Getränkelieferant Durstexpress - Mitarbeiter gekündigt – und zu Neubewerbung aufgerufen

Der Konzern Dr. Oetker will Durstexpress und Flaschenpost verschmelzen. In Berlin verläuft der Zusammenschluss sehr verschieden: Während die Mitarbeiter eines Standorts übernommen wurden, gab es an einem anderen Hunderte Kündigungen. Von Oliver Noffke
Der Getränkelieferdienst Durstexpress hat Ende Januar Hunderten Mitarbeitern an seinem Standort in Berlin-Tempelhof gekündigt. Das Unternehmen legt den Fahrern und Lagerarbeitern nahe, sich bei Flaschenpost zu bewerben – einem ehemaligen Konkurrenten, der mittlerweile zum selben Konzern gehört, aber seine Angestellten zu deutlich ungünstigeren Arbeitsbedingungen beschäftigt. "Es ist ja okay, dass man das schwächere Unternehmen in das System von dem stärkeren integriert", sagt der Lieferfahrer Rene Rix. "Aber die Art und Weise wie das gerade abläuft."
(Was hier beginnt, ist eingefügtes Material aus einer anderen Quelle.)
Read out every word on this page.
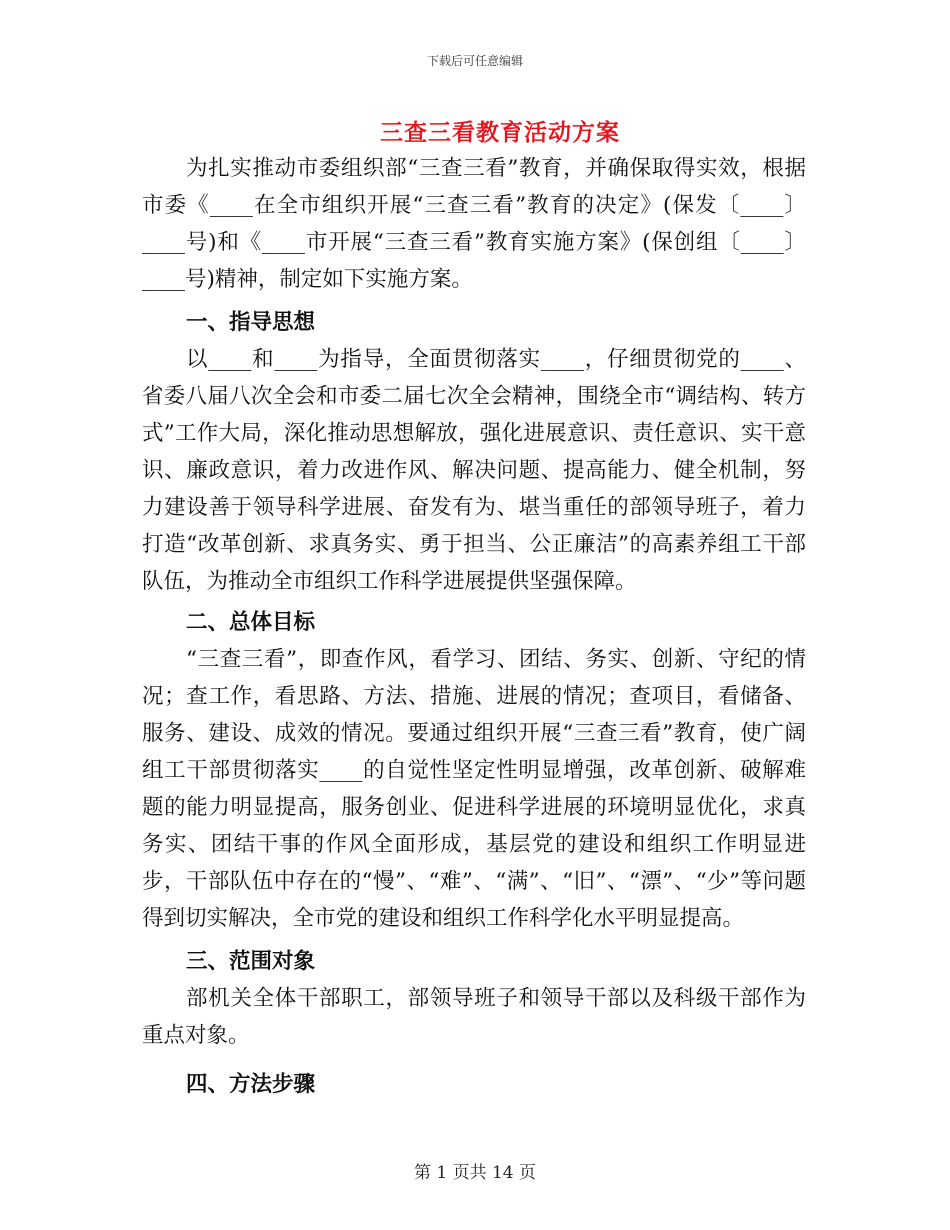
下载后可任意编辑
三查三看教育活动方案

为扎实推动市委组织部“三查三看”教育，并确保取得实效，根据市委《____在全市组织开展“三查三看”教育的决定》(保发〔____〕____号)和《____市开展“三查三看”教育实施方案》(保创组〔____〕____号)精神，制定如下实施方案。

一、指导思想

以____和____为指导，全面贯彻落实____，仔细贯彻党的____、省委八届八次全会和市委二届七次全会精神，围绕全市“调结构、转方式”工作大局，深化推动思想解放，强化进展意识、责任意识、实干意识、廉政意识，着力改进作风、解决问题、提高能力、健全机制，努力建设善于领导科学进展、奋发有为、堪当重任的部领导班子，着力打造“改革创新、求真务实、勇于担当、公正廉洁”的高素养组工干部队伍，为推动全市组织工作科学进展提供坚强保障。

二、总体目标

“三查三看”，即查作风，看学习、团结、务实、创新、守纪的情况；查工作，看思路、方法、措施、进展的情况；查项目，看储备、服务、建设、成效的情况。要通过组织开展“三查三看”教育，使广阔组工干部贯彻落实____的自觉性坚定性明显增强，改革创新、破解难题的能力明显提高，服务创业、促进科学进展的环境明显优化，求真务实、团结干事的作风全面形成，基层党的建设和组织工作明显进步，干部队伍中存在的“慢”、“难”、“满”、“旧”、“漂”、“少”等问题得到切实解决，全市党的建设和组织工作科学化水平明显提高。

三、范围对象

部机关全体干部职工，部领导班子和领导干部以及科级干部作为重点对象。

四、方法步骤

第 1 页共 14 页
Rix arbeitet für Durstexpress in Tempelhof. Wie seinen Kollegen wurde ihm zum 28. Februar gekündigt. In der vergangenen Woche hätten alle Mitarbeiter ein Kündigungsschreiben in der Post gehabt, sagt er. Alternative Angebote seien nicht gemacht worden. "Es wird einfach gesagt: 'Ihr seid raus, aber wenn ihr wollt, könnt ihr euch bei Flaschenpost wieder bewerben'."
Erst nach mehrmaligem Nachhaken antwortet das nun zuständige Unternehmen Flaschenpost auf Fragen von rbb|24. Wie vielen Mitarbeitern genau gekündigt wurde, bleibt allerdings offen.
Protest in Leipzig, Mahnwache in Bochum, Betriebsübergang in Charlottenburg
Durstexpress, das sich gern als junges Start-up präsentiert hatte, gehört tatsächlich schon seit Längerem zum Nahrungsmittelkonzern Dr. Oetker. Ende vergangenen Jahres schluckte die Oetker-Gruppe, die noch immer von der Familie des Gründers geführt wird, Flaschenpost - den Konkurrenten ihrer Hausmarke Durstexpress. Nach der Übernahme haben mehrere Wirtschaftsmedien berichtet, dass Flaschenpost für eine Milliarde Euro eingekauft worden sein soll. Dr. Oetker will diese Summe auf Anfrage nicht bestätigen. Künftig wird es nur noch Flaschenpost geben, heißt es auf den Unternehmensseiten.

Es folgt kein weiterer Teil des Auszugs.